Last_value_in_period and first_value_in_period functions

The last_value_in_period and first_value_in_period functions augment the base last_value and first_value functions. Their purpose is to provide a solution for when the data engineer is unable to include zero value adjustment transactions as part of the ETL process.

Last_value_in_period and first_value_in_period functions are currently in Early Access. To enable them, contact your administrator.

These functions are the same syntax as last_value and first_valie with the inclusion of an optional fourth parameter. This parameter defines the partition of the comparison partition. That is, return the last value if the value is from the last value in the period. If it is not, then null is returned rather than the actual balance.

These functions included additional window SQL calculations. Therefore, it is anticipated that these may be less performant.

Example formula syntax
last_value(operation(measure or attribute), query_groups(), {column to order by}, [Optional query_groups()])
Without optional fourth parameter
last_value(sum(balance), query_groups(), {transaction date})
With optional fourth parameter
last_value(sum(balance), query_groups()+{partner_id}, {transaction date},{partner_id})

Parameters

You can separate the parameters in a first/last_value_in_period expression into operation, primary partition, "order by" column, and comparison partition.

Operation

For example, (sum(balance)). This operation defines the aggregation type and the measure column.

Primary partition query groups

This parameter defines which columns to partition the data by. Reference the following examples:

query_groups()

Partitions by all grouping columns in the search. This is the default property for the majority of semi-additive measures.

query_groups()+{partner_id}

Partitions by all grouping columns in the search and ensures that partner_id is always included.

{partner_id}

Partitions by specific columns.

query_groups()-{unit price, sales price}

Partitions by all grouping columns in the search with the exception of unit price and sales price.

Order by column

For example, ({transaction date}). Specifies the sorting column to determine the "last" or "first" value, typically a date.

Comparison partition query groups

Contains the columns for the date comparison partition.

Not defined

The comparison partition is the order by column.

{partner_id}

The comparison partition is the order by column and partner_id.

query_groups(fiscalYear, fiscalMonth, fiscalWeek)

The comparison partition is the order by column and optionally the columns: fiscalYear, fiscalMonth, fiscalWeek. These extras are only included if they are included in the search.

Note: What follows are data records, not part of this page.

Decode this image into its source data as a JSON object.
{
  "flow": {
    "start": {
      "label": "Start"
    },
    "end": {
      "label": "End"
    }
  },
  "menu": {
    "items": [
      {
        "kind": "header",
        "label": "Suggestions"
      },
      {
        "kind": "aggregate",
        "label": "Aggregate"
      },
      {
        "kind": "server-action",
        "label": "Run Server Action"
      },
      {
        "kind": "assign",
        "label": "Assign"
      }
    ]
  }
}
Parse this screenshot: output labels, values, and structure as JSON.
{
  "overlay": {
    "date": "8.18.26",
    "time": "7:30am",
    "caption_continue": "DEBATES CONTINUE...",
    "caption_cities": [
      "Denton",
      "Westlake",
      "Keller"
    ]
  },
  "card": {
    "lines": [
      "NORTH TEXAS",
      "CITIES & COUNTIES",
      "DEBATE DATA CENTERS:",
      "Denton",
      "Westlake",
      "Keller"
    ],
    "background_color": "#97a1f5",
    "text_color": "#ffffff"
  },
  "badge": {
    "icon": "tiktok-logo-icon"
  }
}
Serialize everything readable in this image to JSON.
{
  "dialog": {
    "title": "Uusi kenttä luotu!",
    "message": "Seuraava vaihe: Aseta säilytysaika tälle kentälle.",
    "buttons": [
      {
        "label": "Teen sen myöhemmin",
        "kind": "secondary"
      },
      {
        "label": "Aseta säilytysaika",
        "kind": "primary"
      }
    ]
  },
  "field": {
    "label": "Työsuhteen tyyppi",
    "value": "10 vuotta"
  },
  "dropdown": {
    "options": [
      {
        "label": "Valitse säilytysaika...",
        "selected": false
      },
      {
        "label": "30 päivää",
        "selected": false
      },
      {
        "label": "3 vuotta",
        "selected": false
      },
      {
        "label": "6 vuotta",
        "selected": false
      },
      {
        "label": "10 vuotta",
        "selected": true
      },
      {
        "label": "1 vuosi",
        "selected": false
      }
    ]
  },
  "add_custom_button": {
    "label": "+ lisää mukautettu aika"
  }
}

query_groups(fiscalYear, fiscalMonth, fiscalWeek)+{partner_id}

The comparison partition is the order by column and partner_id. In addition, include the optional columns.

Formula examples

Simple last date in period

For a simple last_date_in_period function, keep in mind that the requirement is that the result should return the maximum date in the period, defined by a date column. Define the period with a ThoughtSpot keyword such as yearly, monthly, or weekly. The function must verify that the partition’s date is the last date in the period. This signature is the same as the existing last_value function, therefore only the function name must be updated.

last_value_in_period ( sum ( BALANCE ) , query_groups ( ), { SnapshotDate })

Additional partition columns

Let’s say that snapshot files are received from partners at different dates. Therefore, the result should return the value from the maximum date per partner. The fourth parameter includes any mandatory columns that should be included in the comparison dates partition clause. In the majority of circumstances, these would match those defined in the second parameter. Refer to the repeated use of {partnerid}.

last_value_in_period ( sum ( BALANCE ) , query_groups ( )+{partnerid}, { SnapshotDate },{partnerid})

Date table attribute columns

Say that the data model includes a date dimensional table with columns that represent date periods, such as fiscal year, fiscal month, fiscal week. You can leverage these columns instead of the standard ThoughtSpot date periods. The comparison logic should include these attribute columns when they are included in the search. Therefore, they are optional partition-by columns.

last_value_in_period ( sum ( BALANCE ) , query_groups ( ), { SnapshotDate },query_groups(Fiscal Year, Fiscal Month, Fiscal Week))

Additional partition columns and date table attribute columns

Say that the snapshot files are received from partners at different dates. In addition, the data model includes a date dimensional table with columns that represent date periods, like fiscal year, fiscal month, and fiscal week. You want a function that returns the value from the maximum date per partner, while including the date period columns as optional partition columns.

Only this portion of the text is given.